3rd Week of Coding

Hello everyone,

This week (21 June - 27 June), This week, I implemented the functions to list the datasets hosted on Socrata, display the information of the dataset requested by the user and install a particular Socrata dataset through retriever, and had my weekly standup meetings.

Meeting 1 (21th June)

During the meeting, I presented functions, which would list the autocomplete suggestions to the user input, display information about the dataset selected by the user, and to download the raw data of that dataset. Since I had created the functions, and their functionalities seem to be correct according to the discussions in the meeting. So now I just need to add them to retriever. In the meeting, we discussed which commands should be modified to accomodate these changes. So we came up with adding the autocomplete and listing the information of the dataset in the retriever ls command. The new modified command would be retriever ls -socrata <name>, where name would be the dataset name the user is trying to find using the autocomplete suggestions.

And for downloading the raw data and installing the dataset, we would update the retriever download and retriever install commands respectively. The new modified commands would be retriever download --socrata <dataset-id> and retriever isntall --socrata <engine> <dataset-id>, where dataset-id would be the id of the dataset the user wants to download or install.

I made these changes in retriever. For the installing the dataset into retriever, I have automated the process of script creation for the dataset and store the script accordingly. For the automation of creating scripts, I used the metadata of the dataset, and update the values of the default script created by the retriever autocreate command. After creating the script the users can use the default install command retriever install <engine> <script-name> without the --socrata flag to install the dataset.

Currently this functionality of downloading, creating the script and installing is only available for tabular and geo type datasets. The number of datasets supported by this functionality is 97,646 out of 213,965 datasets.

Meeting 2 (24th June)

During the second meeting, I explained the above changes and demonstrated the working of that piece of code. Some changes were suggested to me, which I had incorporated after the meeting. These changes are to that I should make it easier for the user to retrieve the information related to the dataset. They suggested me to use the index of the list to get the name of the dataset rather than typing the full name of the dataset. But I decided to make it more interactive, so I used the inquirer python library to make this process interactive.
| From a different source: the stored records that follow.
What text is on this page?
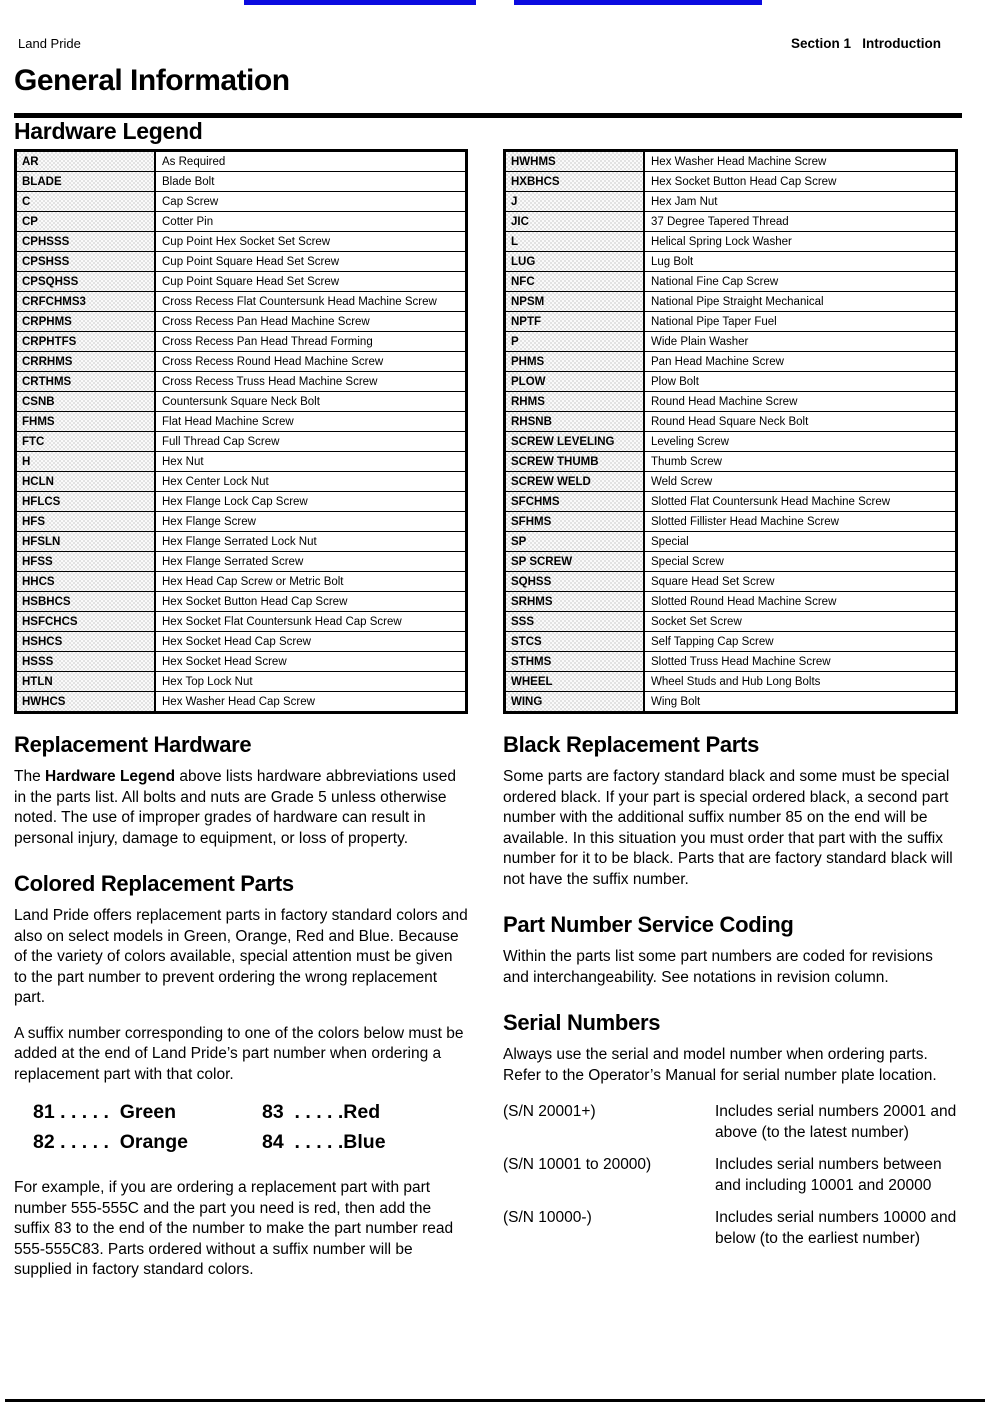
Land Pride	Section 1   Introduction
General Information
Hardware Legend
AR	As Required
BLADE	Blade Bolt
C	Cap Screw
CP	Cotter Pin
CPHSSS	Cup Point Hex Socket Set Screw
CPSHSS	Cup Point Square Head Set Screw
CPSQHSS	Cup Point Square Head Set Screw
CRFCHMS3	Cross Recess Flat Countersunk Head Machine Screw
CRPHMS	Cross Recess Pan Head Machine Screw
CRPHTFS	Cross Recess Pan Head Thread Forming
CRRHMS	Cross Recess Round Head Machine Screw
CRTHMS	Cross Recess Truss Head Machine Screw
CSNB	Countersunk Square Neck Bolt
FHMS	Flat Head Machine Screw
FTC	Full Thread Cap Screw
H	Hex Nut
HCLN	Hex Center Lock Nut
HFLCS	Hex Flange Lock Cap Screw
HFS	Hex Flange Screw
HFSLN	Hex Flange Serrated Lock Nut
HFSS	Hex Flange Serrated Screw
HHCS	Hex Head Cap Screw or Metric Bolt
HSBHCS	Hex Socket Button Head Cap Screw
HSFCHCS	Hex Socket Flat Countersunk Head Cap Screw
HSHCS	Hex Socket Head Cap Screw
HSSS	Hex Socket Head Screw
HTLN	Hex Top Lock Nut
HWHCS	Hex Washer Head Cap Screw
HWHMS	Hex Washer Head Machine Screw
HXBHCS	Hex Socket Button Head Cap Screw
J	Hex Jam Nut
JIC	37 Degree Tapered Thread
L	Helical Spring Lock Washer
LUG	Lug Bolt
NFC	National Fine Cap Screw
NPSM	National Pipe Straight Mechanical
NPTF	National Pipe Taper Fuel
P	Wide Plain Washer
PHMS	Pan Head Machine Screw
PLOW	Plow Bolt
RHMS	Round Head Machine Screw
RHSNB	Round Head Square Neck Bolt
SCREW LEVELING	Leveling Screw
SCREW THUMB	Thumb Screw
SCREW WELD	Weld Screw
SFCHMS	Slotted Flat Countersunk Head Machine Screw
SFHMS	Slotted Fillister Head Machine Screw
SP	Special
SP SCREW	Special Screw
SQHSS	Square Head Set Screw
SRHMS	Slotted Round Head Machine Screw
SSS	Socket Set Screw
STCS	Self Tapping Cap Screw
STHMS	Slotted Truss Head Machine Screw
WHEEL	Wheel Studs and Hub Long Bolts
WING	Wing Bolt
Replacement Hardware

The Hardware Legend above lists hardware abbreviations used in the parts list. All bolts and nuts are Grade 5 unless otherwise noted. The use of improper grades of hardware can result in personal injury, damage to equipment, or loss of property.

Colored Replacement Parts

Land Pride offers replacement parts in factory standard colors and also on select models in Green, Orange, Red and Blue. Because of the variety of colors available, special attention must be given to the part number to prevent ordering the wrong replacement part.

A suffix number corresponding to one of the colors below must be added at the end of Land Pride’s part number when ordering a replacement part with that color.

81 . . . . .  Green	83  . . . . .Red
82 . . . . .  Orange	84  . . . . .Blue

For example, if you are ordering a replacement part with part number 555-555C and the part you need is red, then add the suffix 83 to the end of the number to make the part number read 555-555C83. Parts ordered without a suffix number will be supplied in factory standard colors.

Black Replacement Parts

Some parts are factory standard black and some must be special ordered black. If your part is special ordered black, a second part number with the additional suffix number 85 on the end will be available. In this situation you must order that part with the suffix number for it to be black. Parts that are factory standard black will not have the suffix number.

Part Number Service Coding

Within the parts list some part numbers are coded for revisions and interchangeability. See notations in revision column.

Serial Numbers

Always use the serial and model number when ordering parts. Refer to the Operator’s Manual for serial number plate location.

(S/N 20001+)	Includes serial numbers 20001 and above (to the latest number)
(S/N 10001 to 20000)	Includes serial numbers between and including 10001 and 20000
(S/N 10000-)	Includes serial numbers 10000 and below (to the earliest number)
Now the users just need to select the dataset from the list of names, rather than typing the full name.

This is how it looks now:

retriever ls -socrata fishing
Autocomplete suggestions : Total 34 results

[?] Select the dataset name: Cook County - Fishing Lakes
   Recommended Fishing Rivers And Streams
   Iowa Fishing Report
   Recommended Fishing Rivers And Streams API
   Recommended Fishing Rivers, Streams, Lakes and Ponds Map
   Public Fishing Rights Parking Areas Map
   Fishing Atlas
 > Cook County - Fishing Lakes
   Public Fishing Rights Parking Areas
   [ARCHIVED] Fishing License Sellers
   Recommended Fishing Lakes and Ponds Map
   Recommended Fishing Lakes and Ponds
   Cook County - Fishing Lakes - KML
   Delaware Fishing Licenses and Trout Stamps

Later I found that my functions were not able to download and install some geo and tabular datasets. I thoroughly investigated the problem, and it turns out that all of the geo type datasets are tabular, but their raw data cannot be accessed with the same dataset identifier.

And some tabular datasets are actually filtered from a parent dataset. And they can also not be installed with the same dataset identifier. Their metadata also does not hold the query, using which we can install them. On their homepages, we can download the filtered data manually. I thought of webscraping the url with the query, but the website is javascript generated.

I would be discussing this problem in tomorrow’s meeting (i.e. 28th June), on how to tackle these two problems. If we are not able to solve these issues, our count of datasets would decrease to 90,000 datasets. After solving these issues, I would add more tests for the socrata functions and then create a PR for it.

See you guys next week!!